State Key Laboratory of Chemical Resource Engineering, Department of Pharmaceutical Engineering, Beijing University of Chemical Technology, Beijing 100029, PR China.
Bioorg Med Chem. 2010 Jan 1;18(1):117-23. doi: 10.1016/j.bmc.2009.11.013. Epub 2009 Nov 10.

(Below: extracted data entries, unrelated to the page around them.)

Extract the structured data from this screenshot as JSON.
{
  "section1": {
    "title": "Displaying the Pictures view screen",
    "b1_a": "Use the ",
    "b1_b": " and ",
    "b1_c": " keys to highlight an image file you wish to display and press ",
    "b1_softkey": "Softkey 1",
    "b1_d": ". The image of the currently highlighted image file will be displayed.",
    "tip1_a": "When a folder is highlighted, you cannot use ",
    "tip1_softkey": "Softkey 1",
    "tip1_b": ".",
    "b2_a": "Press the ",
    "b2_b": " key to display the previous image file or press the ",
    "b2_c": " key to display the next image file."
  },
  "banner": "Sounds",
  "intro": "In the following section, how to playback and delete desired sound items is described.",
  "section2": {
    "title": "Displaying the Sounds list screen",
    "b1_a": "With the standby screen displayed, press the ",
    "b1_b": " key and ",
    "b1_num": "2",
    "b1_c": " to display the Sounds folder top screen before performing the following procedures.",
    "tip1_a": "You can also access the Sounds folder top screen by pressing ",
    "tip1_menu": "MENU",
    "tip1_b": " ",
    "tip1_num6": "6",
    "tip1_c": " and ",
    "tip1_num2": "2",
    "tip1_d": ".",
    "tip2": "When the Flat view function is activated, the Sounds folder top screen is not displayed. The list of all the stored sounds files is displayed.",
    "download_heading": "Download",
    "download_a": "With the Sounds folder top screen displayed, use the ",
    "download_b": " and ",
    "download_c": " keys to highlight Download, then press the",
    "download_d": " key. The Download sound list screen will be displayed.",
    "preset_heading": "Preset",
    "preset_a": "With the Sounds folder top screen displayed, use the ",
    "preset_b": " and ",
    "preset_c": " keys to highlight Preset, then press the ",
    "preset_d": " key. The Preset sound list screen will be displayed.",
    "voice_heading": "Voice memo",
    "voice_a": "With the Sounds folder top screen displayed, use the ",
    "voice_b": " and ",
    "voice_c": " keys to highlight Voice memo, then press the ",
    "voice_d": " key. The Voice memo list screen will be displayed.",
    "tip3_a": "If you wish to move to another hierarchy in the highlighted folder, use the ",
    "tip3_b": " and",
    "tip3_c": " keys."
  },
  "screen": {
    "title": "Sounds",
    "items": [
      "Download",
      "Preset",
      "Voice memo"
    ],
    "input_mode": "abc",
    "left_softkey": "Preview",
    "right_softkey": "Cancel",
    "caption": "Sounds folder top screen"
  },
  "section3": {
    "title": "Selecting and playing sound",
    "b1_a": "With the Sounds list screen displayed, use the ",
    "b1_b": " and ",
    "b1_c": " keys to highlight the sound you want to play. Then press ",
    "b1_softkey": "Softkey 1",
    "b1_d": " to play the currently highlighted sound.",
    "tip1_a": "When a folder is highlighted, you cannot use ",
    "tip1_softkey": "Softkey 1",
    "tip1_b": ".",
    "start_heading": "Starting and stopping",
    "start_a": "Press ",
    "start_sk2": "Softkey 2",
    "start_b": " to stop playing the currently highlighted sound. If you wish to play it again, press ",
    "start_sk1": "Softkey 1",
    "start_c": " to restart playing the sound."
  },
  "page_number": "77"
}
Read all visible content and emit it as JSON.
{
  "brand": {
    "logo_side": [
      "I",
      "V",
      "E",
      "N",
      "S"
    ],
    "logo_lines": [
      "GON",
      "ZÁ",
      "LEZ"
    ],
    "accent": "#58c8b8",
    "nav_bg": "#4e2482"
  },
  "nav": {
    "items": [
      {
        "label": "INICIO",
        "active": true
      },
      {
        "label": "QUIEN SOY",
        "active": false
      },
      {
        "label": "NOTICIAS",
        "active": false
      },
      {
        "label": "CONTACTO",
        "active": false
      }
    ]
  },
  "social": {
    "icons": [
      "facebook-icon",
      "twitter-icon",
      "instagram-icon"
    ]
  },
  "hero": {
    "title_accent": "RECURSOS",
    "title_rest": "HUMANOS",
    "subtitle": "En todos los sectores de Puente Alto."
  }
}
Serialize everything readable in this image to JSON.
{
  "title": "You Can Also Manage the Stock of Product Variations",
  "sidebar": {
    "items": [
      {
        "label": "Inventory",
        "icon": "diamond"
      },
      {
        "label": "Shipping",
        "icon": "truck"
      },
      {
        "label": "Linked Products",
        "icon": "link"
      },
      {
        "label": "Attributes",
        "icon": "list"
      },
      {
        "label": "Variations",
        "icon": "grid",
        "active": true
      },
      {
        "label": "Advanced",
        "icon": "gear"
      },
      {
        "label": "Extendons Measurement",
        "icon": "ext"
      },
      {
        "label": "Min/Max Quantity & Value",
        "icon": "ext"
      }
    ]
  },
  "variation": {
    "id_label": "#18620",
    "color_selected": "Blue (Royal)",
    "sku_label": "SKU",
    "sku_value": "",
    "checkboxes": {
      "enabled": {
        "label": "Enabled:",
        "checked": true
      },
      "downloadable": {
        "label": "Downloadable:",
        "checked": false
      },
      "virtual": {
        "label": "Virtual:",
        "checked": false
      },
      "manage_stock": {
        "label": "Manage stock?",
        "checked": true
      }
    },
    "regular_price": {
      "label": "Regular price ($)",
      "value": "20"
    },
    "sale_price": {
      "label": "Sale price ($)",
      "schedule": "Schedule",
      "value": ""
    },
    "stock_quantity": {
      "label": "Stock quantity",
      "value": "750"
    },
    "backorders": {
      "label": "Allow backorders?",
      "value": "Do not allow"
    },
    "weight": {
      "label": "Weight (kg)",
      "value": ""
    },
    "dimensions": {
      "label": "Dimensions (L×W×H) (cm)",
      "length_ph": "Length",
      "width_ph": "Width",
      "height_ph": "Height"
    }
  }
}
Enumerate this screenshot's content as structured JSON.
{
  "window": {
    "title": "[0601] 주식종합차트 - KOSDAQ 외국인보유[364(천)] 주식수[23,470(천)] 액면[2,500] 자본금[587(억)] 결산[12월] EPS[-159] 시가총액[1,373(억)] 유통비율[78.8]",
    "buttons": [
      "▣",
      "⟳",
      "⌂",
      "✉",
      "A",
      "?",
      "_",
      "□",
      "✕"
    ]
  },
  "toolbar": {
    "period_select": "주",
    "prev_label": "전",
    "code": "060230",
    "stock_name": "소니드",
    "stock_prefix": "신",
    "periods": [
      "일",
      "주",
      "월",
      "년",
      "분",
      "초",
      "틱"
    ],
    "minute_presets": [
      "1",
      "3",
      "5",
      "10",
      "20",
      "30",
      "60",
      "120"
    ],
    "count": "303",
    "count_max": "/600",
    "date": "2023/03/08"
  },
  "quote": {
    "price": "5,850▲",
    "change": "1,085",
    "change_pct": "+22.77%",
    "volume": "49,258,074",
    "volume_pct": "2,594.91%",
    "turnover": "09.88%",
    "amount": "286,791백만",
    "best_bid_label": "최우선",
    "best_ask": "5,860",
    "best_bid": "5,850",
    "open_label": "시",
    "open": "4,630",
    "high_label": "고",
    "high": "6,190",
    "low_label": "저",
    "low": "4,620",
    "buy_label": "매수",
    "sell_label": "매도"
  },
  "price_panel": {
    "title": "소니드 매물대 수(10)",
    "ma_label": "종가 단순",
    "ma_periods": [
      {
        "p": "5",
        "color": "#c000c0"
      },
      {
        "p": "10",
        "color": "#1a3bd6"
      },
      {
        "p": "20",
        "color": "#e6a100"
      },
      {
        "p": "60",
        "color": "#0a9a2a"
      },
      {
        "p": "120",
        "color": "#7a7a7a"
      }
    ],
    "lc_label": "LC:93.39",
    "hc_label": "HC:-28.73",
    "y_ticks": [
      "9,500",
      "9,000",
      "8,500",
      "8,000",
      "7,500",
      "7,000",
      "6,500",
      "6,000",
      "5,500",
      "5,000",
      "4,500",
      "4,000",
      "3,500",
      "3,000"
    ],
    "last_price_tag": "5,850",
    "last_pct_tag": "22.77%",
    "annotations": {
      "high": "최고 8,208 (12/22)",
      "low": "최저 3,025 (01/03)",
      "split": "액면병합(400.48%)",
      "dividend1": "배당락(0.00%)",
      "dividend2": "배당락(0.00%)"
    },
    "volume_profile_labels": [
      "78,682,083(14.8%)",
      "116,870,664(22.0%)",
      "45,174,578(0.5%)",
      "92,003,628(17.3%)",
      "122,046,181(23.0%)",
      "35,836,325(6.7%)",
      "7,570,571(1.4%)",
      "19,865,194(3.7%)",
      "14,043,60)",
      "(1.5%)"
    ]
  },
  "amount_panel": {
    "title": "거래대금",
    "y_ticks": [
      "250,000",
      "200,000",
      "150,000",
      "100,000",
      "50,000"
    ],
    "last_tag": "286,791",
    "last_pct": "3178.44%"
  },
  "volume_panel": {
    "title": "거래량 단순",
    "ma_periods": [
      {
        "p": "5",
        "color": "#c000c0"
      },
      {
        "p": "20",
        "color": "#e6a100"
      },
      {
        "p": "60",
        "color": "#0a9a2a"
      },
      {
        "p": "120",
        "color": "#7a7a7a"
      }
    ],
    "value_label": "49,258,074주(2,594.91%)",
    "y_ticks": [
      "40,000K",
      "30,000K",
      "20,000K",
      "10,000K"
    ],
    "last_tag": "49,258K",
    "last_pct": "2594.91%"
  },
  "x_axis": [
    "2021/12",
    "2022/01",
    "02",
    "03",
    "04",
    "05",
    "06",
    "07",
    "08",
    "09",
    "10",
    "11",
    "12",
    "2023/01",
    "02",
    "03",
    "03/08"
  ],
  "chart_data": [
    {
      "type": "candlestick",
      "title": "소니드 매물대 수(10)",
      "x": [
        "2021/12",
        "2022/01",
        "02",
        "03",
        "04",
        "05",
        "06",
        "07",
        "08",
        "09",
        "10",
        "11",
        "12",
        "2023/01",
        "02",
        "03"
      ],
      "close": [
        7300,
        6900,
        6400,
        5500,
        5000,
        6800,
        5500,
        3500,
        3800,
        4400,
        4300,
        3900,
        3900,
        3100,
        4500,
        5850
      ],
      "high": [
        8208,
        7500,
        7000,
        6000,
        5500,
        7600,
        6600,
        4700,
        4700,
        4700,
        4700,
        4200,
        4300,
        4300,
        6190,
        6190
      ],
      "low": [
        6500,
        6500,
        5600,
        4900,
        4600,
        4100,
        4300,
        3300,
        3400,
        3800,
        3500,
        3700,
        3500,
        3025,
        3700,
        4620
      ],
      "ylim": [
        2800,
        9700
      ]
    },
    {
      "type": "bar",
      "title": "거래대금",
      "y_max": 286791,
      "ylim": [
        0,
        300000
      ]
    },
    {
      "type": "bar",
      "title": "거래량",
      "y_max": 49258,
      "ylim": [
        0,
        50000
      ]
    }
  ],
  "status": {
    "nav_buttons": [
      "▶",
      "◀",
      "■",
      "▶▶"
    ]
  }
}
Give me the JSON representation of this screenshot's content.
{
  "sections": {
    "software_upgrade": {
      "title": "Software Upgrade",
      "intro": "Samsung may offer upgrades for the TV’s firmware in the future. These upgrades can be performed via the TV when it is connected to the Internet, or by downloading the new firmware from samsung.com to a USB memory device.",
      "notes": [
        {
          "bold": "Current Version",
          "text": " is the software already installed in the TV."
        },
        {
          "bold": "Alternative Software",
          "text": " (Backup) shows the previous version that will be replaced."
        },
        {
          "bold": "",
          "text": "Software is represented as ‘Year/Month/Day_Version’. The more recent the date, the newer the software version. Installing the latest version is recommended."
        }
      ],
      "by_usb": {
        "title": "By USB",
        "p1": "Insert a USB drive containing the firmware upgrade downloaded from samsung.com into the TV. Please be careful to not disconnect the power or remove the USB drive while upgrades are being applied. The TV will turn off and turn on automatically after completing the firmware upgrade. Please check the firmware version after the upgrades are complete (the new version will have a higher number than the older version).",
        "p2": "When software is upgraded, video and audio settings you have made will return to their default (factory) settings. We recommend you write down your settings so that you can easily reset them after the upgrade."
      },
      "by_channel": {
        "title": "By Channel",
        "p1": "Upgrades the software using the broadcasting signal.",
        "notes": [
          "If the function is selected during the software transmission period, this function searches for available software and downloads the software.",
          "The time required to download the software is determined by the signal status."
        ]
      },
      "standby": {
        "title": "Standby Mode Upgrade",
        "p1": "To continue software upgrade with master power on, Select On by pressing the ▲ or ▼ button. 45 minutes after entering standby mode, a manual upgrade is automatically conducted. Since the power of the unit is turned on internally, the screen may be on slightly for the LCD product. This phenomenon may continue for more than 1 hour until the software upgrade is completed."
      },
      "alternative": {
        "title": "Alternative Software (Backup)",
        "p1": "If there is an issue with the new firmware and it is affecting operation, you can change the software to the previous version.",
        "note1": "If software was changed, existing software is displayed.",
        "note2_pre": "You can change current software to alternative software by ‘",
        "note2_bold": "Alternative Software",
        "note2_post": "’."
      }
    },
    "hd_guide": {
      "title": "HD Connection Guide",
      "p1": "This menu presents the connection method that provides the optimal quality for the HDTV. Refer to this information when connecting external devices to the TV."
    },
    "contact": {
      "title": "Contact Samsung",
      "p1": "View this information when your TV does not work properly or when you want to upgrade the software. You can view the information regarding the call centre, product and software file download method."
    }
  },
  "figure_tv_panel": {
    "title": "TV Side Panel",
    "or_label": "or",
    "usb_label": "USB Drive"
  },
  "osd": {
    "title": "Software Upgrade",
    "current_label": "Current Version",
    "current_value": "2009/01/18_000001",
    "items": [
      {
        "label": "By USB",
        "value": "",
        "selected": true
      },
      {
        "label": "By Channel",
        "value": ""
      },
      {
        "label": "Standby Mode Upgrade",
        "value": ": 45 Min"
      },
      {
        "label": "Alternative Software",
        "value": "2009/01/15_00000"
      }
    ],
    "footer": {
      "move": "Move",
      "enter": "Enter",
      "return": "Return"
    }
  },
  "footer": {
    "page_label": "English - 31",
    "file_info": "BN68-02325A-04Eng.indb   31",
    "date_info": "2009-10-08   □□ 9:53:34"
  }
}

A novel approach to improve the antiviral efficacy of nucleoside reverse transcriptase inhibitors (NRTIs) and reduce their side effects was developed by constructing a nanosized NRTI monophosphate-polymer conjugate using d4T as a model NRTI. Firstly, a novel chitosan-O-isopropyl-5'-O-d4T monophosphate conjugate with a phosphoramidate linkage was efficiently synthesized through Atherton-Todd reaction under mild conditions. The anti-HIV activity and cytotoxicity of the polymeric conjugate were evaluated in MT4 cell line. Then the conjugate nanoparticles were prepared by the process of ionotropic gelation between TPP and chitosan-d4T conjugate to improve their delivery to viral reservoirs, and their physicochemical properties were characterized by transmission electron microscopy (TEM), dynamic light scattering (DLS) techniques and X-ray diffraction (XRD). In vitro drug release studies in pH 1.1 and pH 7.4 suggested that both chitosan-d4T conjugate and its nanoparticles prefer to release d4T 5'-(O-isopropyl) monophosphate than free d4T for prolonged periods, which resulted in the enhancement of anti-HIV selectivity of the polymeric conjugate relative to free d4T due to bypassing the metabolic bottleneck of monophosphorylation. Additionally, the crosslinked conjugate nanoparticles can prevent the coupled drug from leaking out of the nanoparticles before entering the target viral reservoirs and provide a mild sustained release of d4T 5'-(O-isopropyl) monophosphate without the burst release. The results suggested that this kind of chitosan-O-isopropyl-5'-O-d4T monophosphate conjugate nano-prodrugs may be used as a targeting and sustained polymeric prodrugs for improving therapy efficacy and reducing side effects in antiretroviral treatment.
一种提高核苷逆转录酶抑制剂(NRTIs)抗病毒疗效、降低其副作用的新方法是通过构建一种纳米大小的 NRTI 单磷酸-聚合物缀合物来实现的,该缀合物以 d4T 为模型 NRTI。首先,通过温和条件下的 Atherton-Todd 反应,高效合成了具有磷酰胺键的新型壳聚糖-O-异丙基-5'-O-d4T 单磷酸缀合物。在 MT4 细胞系中评价了聚合缀合物的抗 HIV 活性和细胞毒性。然后,通过 TPP 与壳聚糖-d4T 缀合物之间的离子凝胶化过程制备缀合物纳米粒子,以提高其向病毒储存库的递送,并用透射电子显微镜(TEM)、动态光散射(DLS)技术和 X 射线衍射(XRD)对其理化性质进行了表征。在 pH1.1 和 pH7.4 中的体外药物释放研究表明,壳聚糖-d4T 缀合物及其纳米粒子都更倾向于释放 d4T 5'-(O-异丙基)单磷酸,而不是游离的 d4T,从而延长了时间,这导致聚合缀合物相对于游离 d4T 提高了抗 HIV 的选择性,因为它绕过了单磷酸化的代谢瓶颈。此外,交联的缀合物纳米粒子可以防止偶联药物在进入靶病毒储存库之前从纳米粒子中泄漏出来,并提供温和的 d4T 5'-(O-异丙基)单磷酸持续释放,而没有突释。结果表明,这种壳聚糖-O-异丙基-5'-O-d4T 单磷酸缀合物纳米前药可作为一种靶向和持续的聚合物前药,用于提高抗逆转录病毒治疗的疗效和降低副作用。